あるとき女将里江のパトロンである吉川が、息子が藤乃家の芸妓である照蝶にたぶらかされたと怒鳴り込んでくる。呉服屋の婿養子である吉川が金のかかる里江と別れるために息子と謀った策略だった。照蝶に手を上げる吉川に里江は別れを決意するが、時子を舞妓としてひとり立ちさせるために金策に走らなければならなかった。里江が新たなパトロンに一夜身を任せ、時子がいよいよ舞妓「おもちゃ」として水揚げされることになった。
製作経緯
当時の東映社長・岡田茂は、「新藤兼人も深作欣二も祇園のことをあまり知らないから、勉強してこいと一ヶ月祇園に遊びに行かせた」と話している[1]。
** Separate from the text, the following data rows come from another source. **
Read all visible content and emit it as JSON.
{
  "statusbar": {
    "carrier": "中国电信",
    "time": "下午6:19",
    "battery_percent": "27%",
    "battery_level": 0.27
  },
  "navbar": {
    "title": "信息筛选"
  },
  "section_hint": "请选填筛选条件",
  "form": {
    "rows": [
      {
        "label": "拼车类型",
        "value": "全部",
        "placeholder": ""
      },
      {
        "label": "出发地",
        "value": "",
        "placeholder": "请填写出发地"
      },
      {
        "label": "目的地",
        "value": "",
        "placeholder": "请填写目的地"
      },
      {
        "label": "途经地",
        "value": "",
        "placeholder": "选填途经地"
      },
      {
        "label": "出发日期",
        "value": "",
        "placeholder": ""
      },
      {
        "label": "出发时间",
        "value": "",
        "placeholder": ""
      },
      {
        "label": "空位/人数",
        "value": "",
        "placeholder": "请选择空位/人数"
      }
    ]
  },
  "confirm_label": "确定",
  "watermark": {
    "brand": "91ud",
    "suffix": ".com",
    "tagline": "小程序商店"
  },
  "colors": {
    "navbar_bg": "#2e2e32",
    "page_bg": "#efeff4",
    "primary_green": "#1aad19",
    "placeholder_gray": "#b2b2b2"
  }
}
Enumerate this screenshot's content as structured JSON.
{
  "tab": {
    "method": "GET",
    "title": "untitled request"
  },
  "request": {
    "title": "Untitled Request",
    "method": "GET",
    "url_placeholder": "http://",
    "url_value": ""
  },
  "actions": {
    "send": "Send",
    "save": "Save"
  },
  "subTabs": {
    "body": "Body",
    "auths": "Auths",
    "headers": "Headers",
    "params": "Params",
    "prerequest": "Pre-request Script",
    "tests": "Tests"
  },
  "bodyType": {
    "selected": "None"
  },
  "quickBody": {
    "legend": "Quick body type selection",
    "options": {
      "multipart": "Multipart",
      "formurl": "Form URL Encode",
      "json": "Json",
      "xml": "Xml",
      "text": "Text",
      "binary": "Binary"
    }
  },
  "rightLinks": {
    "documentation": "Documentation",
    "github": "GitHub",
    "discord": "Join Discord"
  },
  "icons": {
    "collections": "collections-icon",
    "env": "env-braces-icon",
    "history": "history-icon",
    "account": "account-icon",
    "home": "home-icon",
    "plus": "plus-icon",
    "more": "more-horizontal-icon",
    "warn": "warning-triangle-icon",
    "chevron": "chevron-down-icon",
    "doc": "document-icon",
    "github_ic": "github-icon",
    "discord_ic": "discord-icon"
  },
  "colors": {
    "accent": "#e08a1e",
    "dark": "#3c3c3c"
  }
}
大ヒットした『バトル・ロワイアル』の前作にあたるが、興行は振るわなかったという[1]。
主人公の時子役として「イメージがついていない新人」を求め、宝塚歌劇団に所属しながら女優の道を模索していた宮本真希と面談し決定した。東映の「吉原炎上」(1987年)に感銘を受けていた宮本は、ヌードシーンに対してもためらいはなかった[2]。水揚げが決まったあと、時子が思いを寄せる恋人への気持ちを断ち切るために職場へ出向くシーンでは、宮本と深作で演技プランの対立があったが、宮本案が採用され、深作も「いいシーンが撮れた」と涙を流した[3]。
クランクイン直後にメイン・カメラマンの田村正毅が降板し撮影休止となったが、急きょ木村大作が駆けつけ続行された[4]。撮影は3か月以内の予定だったが、結果的に半年ほどかかった[4]。